Questions Donors Ask

How will my Flip-CRUT payments be taxed

Until the “flip” date, donors will be receiving net income from the trust, which will be taxed to them at ordinary income rates. Once the trust “flips” and becomes a straight unitrust, the donor’s payments will be taxed according to a four-tiered system defined by federal tax law. That system requires that the payments carry out ordinary income first, then capital gains, then tax-free income, and finally return of principal. The amount of the payment in each category will depend on the trust’s overall investment performance, the nature of the assets donors contribute to the trust, and any carryover of income from one year to the next.

Is there a minimum contribution to establish a “Flip” CRUT?

Federal tax law does not set a specific minimum contribution required to establish a Flip-CRUT.

How do I create a Flip-CRUT?

Setting up a Flip-CRUT is not difficult, but donors should be advised by an attorney with expertise in charitable trusts and estate planning. To save donors time and expense, expect to provide an initial draft of the Flip-CRUT agreement for review by donors and their attorney. Once the trust agreement has been signed, you and the donors will simply transfer assets to the trustee to fund the trust.

Can I use real estate or other illiquid assets to fund my trust?

Yes. A Flip-CRUT is specifically designed to accept illiquid assets such as real estate, business interests, and sometimes even tangible personal property. Your organization will need to evaluate illiquid assets to be sure you can accept them and that you can liquidate them within a reasonable period.

Can I delay the start date of my unitrust payments?

Yes. If donors fund their trust with illiquid assets, they will receive only trust net income until the assets are liquidated. Once the assets are liquidated, the trust will begin distributing unitrust payments. If donors fund their trust with cash or appreciated securities, the donor can choose the “flip” date after which the donor wants to receive unitrust payments. Regardless, the donor will be able to claim a tax deduction in the year their trust is created.

How will the Flip-CRUT assets be invested?

Until illiquid assets are liquidated, the trust will hold and maintain those assets. Once all assets in the trust are liquid, the trustee will invest the trust in a portfolio of investments that will not disqualify the trust’s tax-exempt status as well as consider the interests of the income beneficiaries and the charitable remainder beneficiaries.

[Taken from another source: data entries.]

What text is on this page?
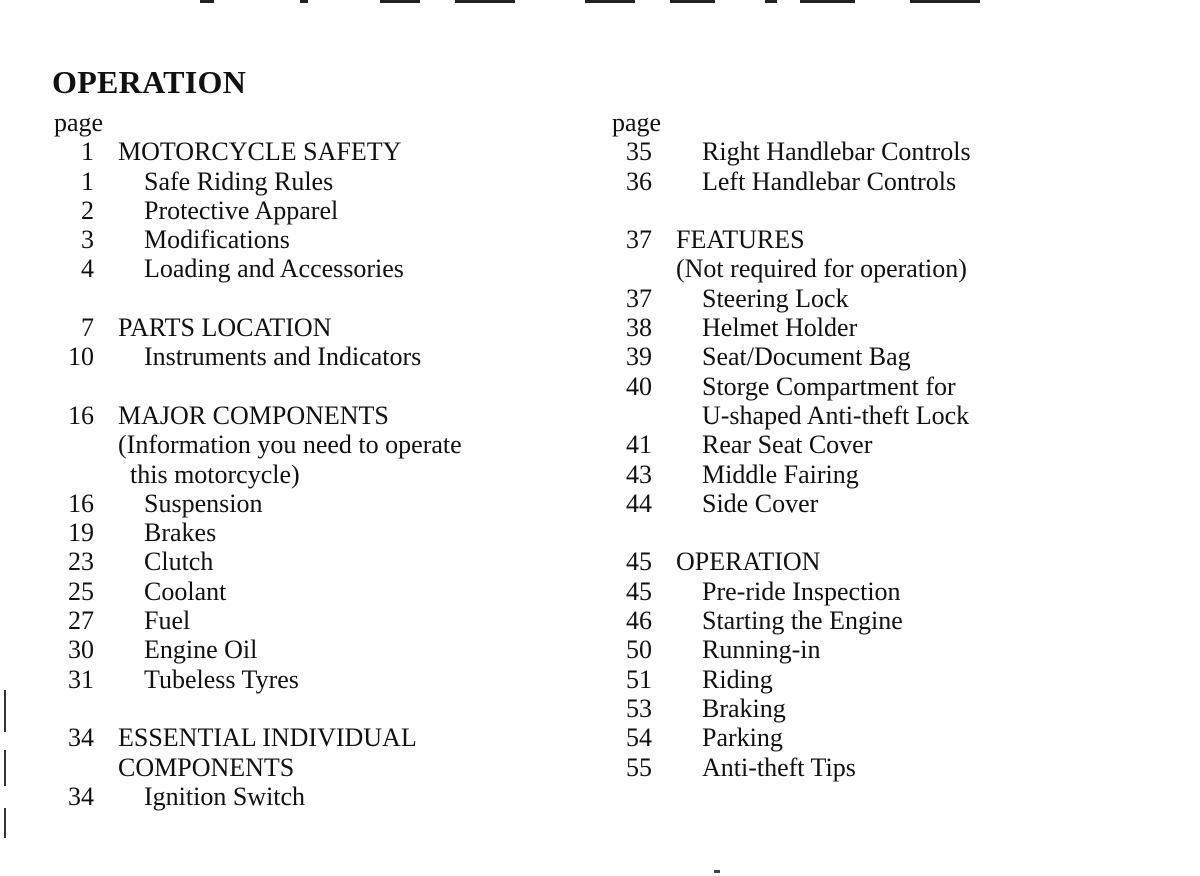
OPERATION
page
1 MOTORCYCLE SAFETY
1 Safe Riding Rules
2 Protective Apparel
3 Modifications
4 Loading and Accessories
7 PARTS LOCATION
10 Instruments and Indicators
16 MAJOR COMPONENTS
(Information you need to operate
this motorcycle)
16 Suspension
19 Brakes
23 Clutch
25 Coolant
27 Fuel
30 Engine Oil
31 Tubeless Tyres
34 ESSENTIAL INDIVIDUAL
COMPONENTS
34 Ignition Switch
page
35 Right Handlebar Controls
36 Left Handlebar Controls
37 FEATURES
(Not required for operation)
37 Steering Lock
38 Helmet Holder
39 Seat/Document Bag
40 Storge Compartment for
U-shaped Anti-theft Lock
41 Rear Seat Cover
43 Middle Fairing
44 Side Cover
45 OPERATION
45 Pre-ride Inspection
46 Starting the Engine
50 Running-in
51 Riding
53 Braking
54 Parking
55 Anti-theft Tips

Can I pay fair market rent to the trust and continue to live in real estate I’ve contributed?

No. Donors may not continue to live in or use real estate contributed to a “Flip” CRUT. Such use risks eliminating the donor’s charitable deduction and causing the value of the real estate to be included in their taxable estate.

Will my charitable deduction be larger than if the donor created an immediate-payment CRUT?

No. The donors’ charitable deduction will be the same as the one they could claim if they created an immediate-payment CRUT. The main advantages of a Flip-CRUT (as compared to a basic CRUT) have to do with 1) the conversion of illiquid assets to an income stream without immediate recognition of capital gain, and 2) the ability to allow the trust assets to grow tax free before the unitrust payments begin.